Inflation at 40-year highs poses the toughest of policy challenges. Yet America’s Federal Reserve (Fed) still hopes to meet it with an easy solution: bring the policy rate close to 3%, and as adverse supply shocks fade inflation will revert to the Fed’s 2% target. No need for a sharp monetary tightening à la Paul Volcker. No need to risk a recession or to trigger a significant rise in unemployment.

Its hope rests on two shaky assumptions. First, it insists that the neutral rate of interest stands between 2% and 3%. (The neutral rate is defined as the rate at which monetary policy would be neither expansionary nor contractionary, when inflation is at the Fed’s 2% target and the economy is at full employment.) This implies that in real terms—subtracting inflation—the neutral rate is at 0-1%.

Yet this assumption might be well off the mark. Economists Thomas Laubach and John C. Williams have estimated that the real neutral rate of interest averaged around 2.5% during the 1990s and 2000s, before dropping to a 0-1% range after the financial crisis of 2007-09.1 A drop in America’s productivity growth and higher demand for safe financial assets may explain the decline. Productivity growth, however, has rebounded and averaged 2.4% during 2019-21—the same as the average of 1991-2007.2

Quantitative easing, by the Fed’s own admission, is on its way out. This reduces demand for safe assets. So the real neutral rate of interest might be significantly higher than the Fed assumes—closer to a 2-3% range than 0-1%. Once inflation drops back to 2%, the nominal neutral interest rate should then be in a 4-5% range, not the 2-3% the Fed is aiming for. (And inflation is still a long way from 2%.) If that is the case, the Fed’s targeted long-term policy setting would still be expansionary. The current inflation problem has been caused partly by the Fed keeping monetary policy too loose for too long. Maintaining an expansionary policy seems more likely to entrench high inflation than to bring it back to target.

The second of the Fed’s shaky assumptions is that inflation expectations are still well anchored and that there is no sign of a wage-price spiral. In this telling, price growth reverts to a “healthy” pace once exogenous shocks have dissipated. But much evidence already points in the opposite direction. Although wages have not kept up with surging inflation, they are growing at the fastest pace in 40 years, about 4-5%.3 Employers face persistent labour shortages in an extremely tight market; new employees can secure substantial wage premiums. Companies in turn respond to rising wage and input costs by exercising their pricing power more aggressively.

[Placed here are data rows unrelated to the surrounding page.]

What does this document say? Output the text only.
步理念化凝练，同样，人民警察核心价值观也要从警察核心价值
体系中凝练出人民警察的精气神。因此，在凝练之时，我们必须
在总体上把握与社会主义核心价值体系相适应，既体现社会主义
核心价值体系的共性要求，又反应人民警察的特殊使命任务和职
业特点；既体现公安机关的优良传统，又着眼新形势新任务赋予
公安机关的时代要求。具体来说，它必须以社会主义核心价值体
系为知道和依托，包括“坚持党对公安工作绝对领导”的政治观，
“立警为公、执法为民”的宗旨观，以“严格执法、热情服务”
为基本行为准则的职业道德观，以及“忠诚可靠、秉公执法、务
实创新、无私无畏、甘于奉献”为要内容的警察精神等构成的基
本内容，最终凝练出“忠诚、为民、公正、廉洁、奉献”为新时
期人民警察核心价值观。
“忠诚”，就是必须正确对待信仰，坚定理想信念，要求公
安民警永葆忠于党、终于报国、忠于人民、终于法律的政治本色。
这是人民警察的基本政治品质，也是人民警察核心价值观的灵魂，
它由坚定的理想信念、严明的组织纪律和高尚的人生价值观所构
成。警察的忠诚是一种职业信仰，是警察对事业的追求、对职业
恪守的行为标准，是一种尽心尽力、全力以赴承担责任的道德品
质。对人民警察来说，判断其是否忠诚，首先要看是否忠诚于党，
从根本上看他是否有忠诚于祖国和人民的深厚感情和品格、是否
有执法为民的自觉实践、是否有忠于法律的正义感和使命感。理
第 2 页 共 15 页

Increasingly, surveys indicate that inflation expectations have moved up. Consumers and businesses do recognise that recent inflation has been charged by temporary supply shocks, and they do not expect inflation to stay at 8-9%. But they reckon that on a three-year horizon, it is more likely to run at around 4% than 2%. Inflation expectations, in other words, are already lodged on a higher plateau. The longer inflation remains elevated, the more firmly these will become entrenched and self-sustaining. The demise of supply shocks, then, will not suffice to bring inflation back to 2%.

If these premises are correct, the Fed’s current stance and messaging could damage its credibility—which could affect inflation expectations in turn. Financial markets already expect this hiking cycle to be moderate and short. They anticipate that as soon as economic growth flags, the Fed will promptly ease policy again, following the playbook of recent decades. This might have seemed relatively costless when inflation remained subdued. No longer. The Fed kept policy too loose as America’s economy roared back from COVID-19 shutdowns and enjoyed massive fiscal stimulus.

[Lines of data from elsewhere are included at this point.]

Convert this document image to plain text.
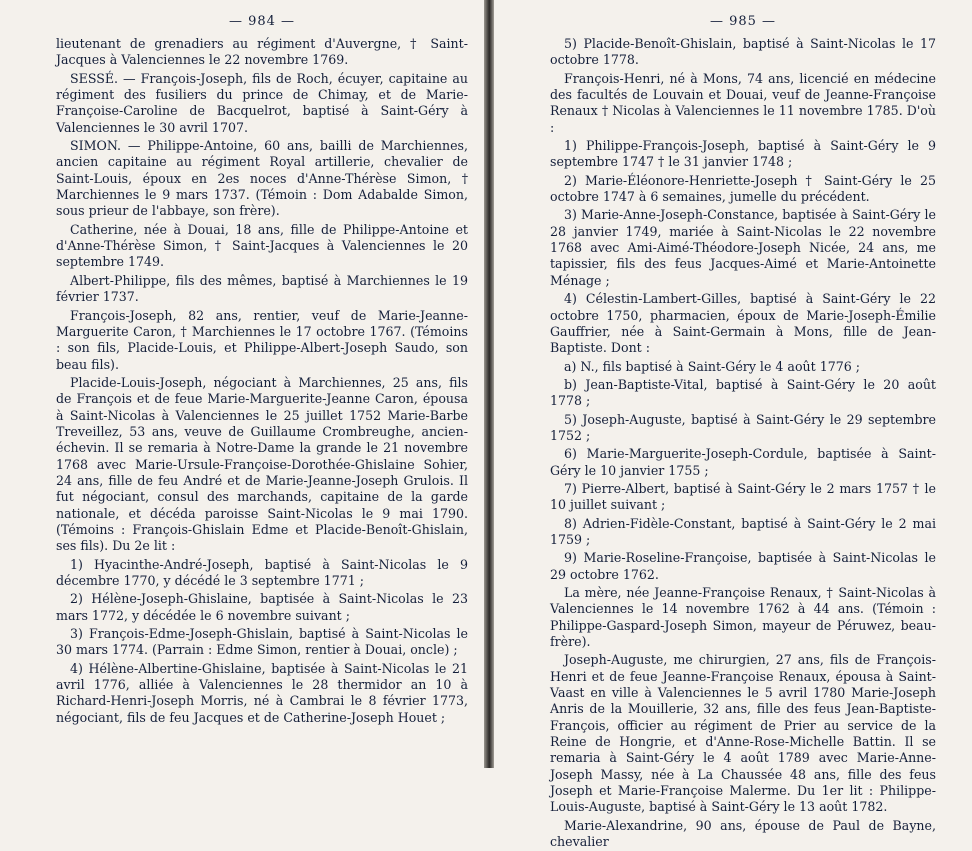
— 984 —

lieutenant de grenadiers au régiment d'Auvergne, † Saint-Jacques à Valenciennes le 22 novembre 1769.

SESSÉ. — François-Joseph, fils de Roch, écuyer, capitaine au régiment des fusiliers du prince de Chimay, et de Marie-Françoise-Caroline de Bacquelrot, baptisé à Saint-Géry à Valenciennes le 30 avril 1707.

SIMON. — Philippe-Antoine, 60 ans, bailli de Marchiennes, ancien capitaine au régiment Royal artillerie, chevalier de Saint-Louis, époux en 2es noces d'Anne-Thérèse Simon, † Marchiennes le 9 mars 1737. (Témoin : Dom Adabalde Simon, sous prieur de l'abbaye, son frère).

Catherine, née à Douai, 18 ans, fille de Philippe-Antoine et d'Anne-Thérèse Simon, † Saint-Jacques à Valenciennes le 20 septembre 1749.

Albert-Philippe, fils des mêmes, baptisé à Marchiennes le 19 février 1737.

François-Joseph, 82 ans, rentier, veuf de Marie-Jeanne-Marguerite Caron, † Marchiennes le 17 octobre 1767. (Témoins : son fils, Placide-Louis, et Philippe-Albert-Joseph Saudo, son beau fils).

Placide-Louis-Joseph, négociant à Marchiennes, 25 ans, fils de François et de feue Marie-Marguerite-Jeanne Caron, épousa à Saint-Nicolas à Valenciennes le 25 juillet 1752 Marie-Barbe Treveillez, 53 ans, veuve de Guillaume Crombreughe, ancien-échevin. Il se remaria à Notre-Dame la grande le 21 novembre 1768 avec Marie-Ursule-Françoise-Dorothée-Ghislaine Sohier, 24 ans, fille de feu André et de Marie-Jeanne-Joseph Grulois. Il fut négociant, consul des marchands, capitaine de la garde nationale, et décéda paroisse Saint-Nicolas le 9 mai 1790. (Témoins : François-Ghislain Edme et Placide-Benoît-Ghislain, ses fils). Du 2e lit :

1) Hyacinthe-André-Joseph, baptisé à Saint-Nicolas le 9 décembre 1770, y décédé le 3 septembre 1771 ;

2) Hélène-Joseph-Ghislaine, baptisée à Saint-Nicolas le 23 mars 1772, y décédée le 6 novembre suivant ;

3) François-Edme-Joseph-Ghislain, baptisé à Saint-Nicolas le 30 mars 1774. (Parrain : Edme Simon, rentier à Douai, oncle) ;

4) Hélène-Albertine-Ghislaine, baptisée à Saint-Nicolas le 21 avril 1776, alliée à Valenciennes le 28 thermidor an 10 à Richard-Henri-Joseph Morris, né à Cambrai le 8 février 1773, négociant, fils de feu Jacques et de Catherine-Joseph Houet ;

— 985 —

5) Placide-Benoît-Ghislain, baptisé à Saint-Nicolas le 17 octobre 1778.

François-Henri, né à Mons, 74 ans, licencié en médecine des facultés de Louvain et Douai, veuf de Jeanne-Françoise Renaux † Nicolas à Valenciennes le 11 novembre 1785. D'où :

1) Philippe-François-Joseph, baptisé à Saint-Géry le 9 septembre 1747 † le 31 janvier 1748 ;

2) Marie-Éléonore-Henriette-Joseph † Saint-Géry le 25 octobre 1747 à 6 semaines, jumelle du précédent.

3) Marie-Anne-Joseph-Constance, baptisée à Saint-Géry le 28 janvier 1749, mariée à Saint-Nicolas le 22 novembre 1768 avec Ami-Aimé-Théodore-Joseph Nicée, 24 ans, me tapissier, fils des feus Jacques-Aimé et Marie-Antoinette Ménage ;

4) Célestin-Lambert-Gilles, baptisé à Saint-Géry le 22 octobre 1750, pharmacien, époux de Marie-Joseph-Émilie Gauffrier, née à Saint-Germain à Mons, fille de Jean-Baptiste. Dont :

a) N., fils baptisé à Saint-Géry le 4 août 1776 ;

b) Jean-Baptiste-Vital, baptisé à Saint-Géry le 20 août 1778 ;

5) Joseph-Auguste, baptisé à Saint-Géry le 29 septembre 1752 ;

6) Marie-Marguerite-Joseph-Cordule, baptisée à Saint-Géry le 10 janvier 1755 ;

7) Pierre-Albert, baptisé à Saint-Géry le 2 mars 1757 † le 10 juillet suivant ;

8) Adrien-Fidèle-Constant, baptisé à Saint-Géry le 2 mai 1759 ;

9) Marie-Roseline-Françoise, baptisée à Saint-Nicolas le 29 octobre 1762.

La mère, née Jeanne-Françoise Renaux, † Saint-Nicolas à Valenciennes le 14 novembre 1762 à 44 ans. (Témoin : Philippe-Gaspard-Joseph Simon, mayeur de Péruwez, beau-frère).

Joseph-Auguste, me chirurgien, 27 ans, fils de François-Henri et de feue Jeanne-Françoise Renaux, épousa à Saint-Vaast en ville à Valenciennes le 5 avril 1780 Marie-Joseph Anris de la Mouillerie, 32 ans, fille des feus Jean-Baptiste-François, officier au régiment de Prier au service de la Reine de Hongrie, et d'Anne-Rose-Michelle Battin. Il se remaria à Saint-Géry le 4 août 1789 avec Marie-Anne-Joseph Massy, née à La Chaussée 48 ans, fille des feus Joseph et Marie-Françoise Malerme. Du 1er lit : Philippe-Louis-Auguste, baptisé à Saint-Géry le 13 août 1782.

Marie-Alexandrine, 90 ans, épouse de Paul de Bayne, chevalier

The Fed needs to tighten decisively both because the equilibrium interest rate is most likely higher than it thinks, and because the policy rate will need to rise above this level in order to bring inflation, and inflation expectations, back to target. The Fed must explain all this openly and rebuild credibility by pushing monetary policy to a truly restrictive setting. Failure to do so will cause high inflation to persist and inflation expectations to drift higher, meaning a deeper recession would become the only viable path to price stability.